Mortgages in Spain: stricter than they seem

While international bodies this week called on Spain for stricter criteria for granting mortgages, the Bank of Spain has toned down the debate, assuring that it is not urgent and that if action is needed, it will be done in a “ surgical ” manner. But, at what point are we really?In theory, in Spain mortgages are limited to 80% of the lower value between the appraisal and the purchase price of the property. In practice, however, some entities finance up to 100%, especially for young people, in exchange for a higher interest rate or demanding additional guarantees. And this has a very high cost: an increase of one or two percentage points on a 25 or 40-year mortgage can end up costing tens of thousands of euros more in interest. Furthermore, unlike in other European countries, very long terms continue to be common in Spain, as they are not limited in years.And what about the rest of Europe?

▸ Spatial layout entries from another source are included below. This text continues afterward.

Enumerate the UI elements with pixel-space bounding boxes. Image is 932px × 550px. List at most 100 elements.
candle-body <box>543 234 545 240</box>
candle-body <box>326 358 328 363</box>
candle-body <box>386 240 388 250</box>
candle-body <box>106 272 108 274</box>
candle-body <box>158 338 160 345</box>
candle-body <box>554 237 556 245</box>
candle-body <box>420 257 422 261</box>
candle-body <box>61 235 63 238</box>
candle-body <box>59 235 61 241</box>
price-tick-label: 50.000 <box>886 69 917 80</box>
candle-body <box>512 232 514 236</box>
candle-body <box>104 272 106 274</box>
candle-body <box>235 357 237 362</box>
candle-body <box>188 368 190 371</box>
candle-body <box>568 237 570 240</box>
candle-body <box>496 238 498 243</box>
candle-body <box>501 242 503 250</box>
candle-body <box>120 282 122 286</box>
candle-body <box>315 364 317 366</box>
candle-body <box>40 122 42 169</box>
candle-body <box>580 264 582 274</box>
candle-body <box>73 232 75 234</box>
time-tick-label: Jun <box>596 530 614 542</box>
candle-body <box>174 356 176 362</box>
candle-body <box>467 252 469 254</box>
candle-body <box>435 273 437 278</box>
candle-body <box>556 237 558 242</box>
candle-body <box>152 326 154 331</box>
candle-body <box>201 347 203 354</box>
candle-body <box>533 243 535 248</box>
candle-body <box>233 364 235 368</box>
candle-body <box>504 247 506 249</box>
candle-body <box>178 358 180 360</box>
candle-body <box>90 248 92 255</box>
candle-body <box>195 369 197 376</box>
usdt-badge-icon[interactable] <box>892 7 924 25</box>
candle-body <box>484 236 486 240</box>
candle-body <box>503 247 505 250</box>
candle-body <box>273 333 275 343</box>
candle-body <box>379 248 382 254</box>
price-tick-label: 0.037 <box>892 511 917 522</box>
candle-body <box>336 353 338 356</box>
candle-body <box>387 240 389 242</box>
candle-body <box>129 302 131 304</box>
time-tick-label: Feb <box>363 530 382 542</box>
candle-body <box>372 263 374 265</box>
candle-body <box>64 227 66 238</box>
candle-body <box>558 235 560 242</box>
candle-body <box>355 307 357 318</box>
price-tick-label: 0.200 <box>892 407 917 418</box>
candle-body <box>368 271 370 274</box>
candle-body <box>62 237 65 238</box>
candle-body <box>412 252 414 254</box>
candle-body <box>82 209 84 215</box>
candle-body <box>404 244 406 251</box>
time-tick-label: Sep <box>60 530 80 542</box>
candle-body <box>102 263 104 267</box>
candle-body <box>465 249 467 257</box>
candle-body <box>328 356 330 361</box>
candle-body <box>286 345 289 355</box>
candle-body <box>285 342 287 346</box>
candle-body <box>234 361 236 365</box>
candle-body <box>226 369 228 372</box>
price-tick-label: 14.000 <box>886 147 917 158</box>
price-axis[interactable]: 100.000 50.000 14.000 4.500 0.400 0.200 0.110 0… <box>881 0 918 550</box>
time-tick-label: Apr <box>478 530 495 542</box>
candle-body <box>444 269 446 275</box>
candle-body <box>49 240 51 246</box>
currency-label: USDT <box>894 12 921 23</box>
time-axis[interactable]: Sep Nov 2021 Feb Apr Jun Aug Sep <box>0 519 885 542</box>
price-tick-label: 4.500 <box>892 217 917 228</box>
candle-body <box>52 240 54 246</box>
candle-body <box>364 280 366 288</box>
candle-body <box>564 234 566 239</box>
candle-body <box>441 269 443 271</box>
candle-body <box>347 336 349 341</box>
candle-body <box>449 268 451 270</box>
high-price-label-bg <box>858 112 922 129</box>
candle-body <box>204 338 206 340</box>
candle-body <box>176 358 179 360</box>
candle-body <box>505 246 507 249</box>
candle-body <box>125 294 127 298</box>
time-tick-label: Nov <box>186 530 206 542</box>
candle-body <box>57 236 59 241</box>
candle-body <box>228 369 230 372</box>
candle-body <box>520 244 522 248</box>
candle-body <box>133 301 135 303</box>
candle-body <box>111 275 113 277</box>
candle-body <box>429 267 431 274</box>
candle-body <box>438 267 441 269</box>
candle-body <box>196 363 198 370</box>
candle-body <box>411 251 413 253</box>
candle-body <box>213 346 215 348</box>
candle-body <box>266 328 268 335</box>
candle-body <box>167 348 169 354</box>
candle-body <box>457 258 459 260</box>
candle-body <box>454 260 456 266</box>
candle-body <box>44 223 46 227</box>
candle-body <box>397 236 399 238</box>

France, Germany, and Italy also typically limit financing to 80%, but with maximum terms of between 25 and 30 years. The United Kingdom raises the limit to 95% with a 30-year term, and the Netherlands is the most permissive case, with mortgages that can reach 100% of the property value. This comparison shows that Spain is already among the European countries with the most demanding criteria for granting real estate credit.The debate, however, is not only financial but also social. In a context of soaring housing prices and salaries that are not growing at the same rate, further tightening mortgage conditions could make it difficult for a generation that already has increasing problems to become independent to access homeownership. This time, I agree with the Bank of Spain when it says that this measure would put even more pressure on rental prices.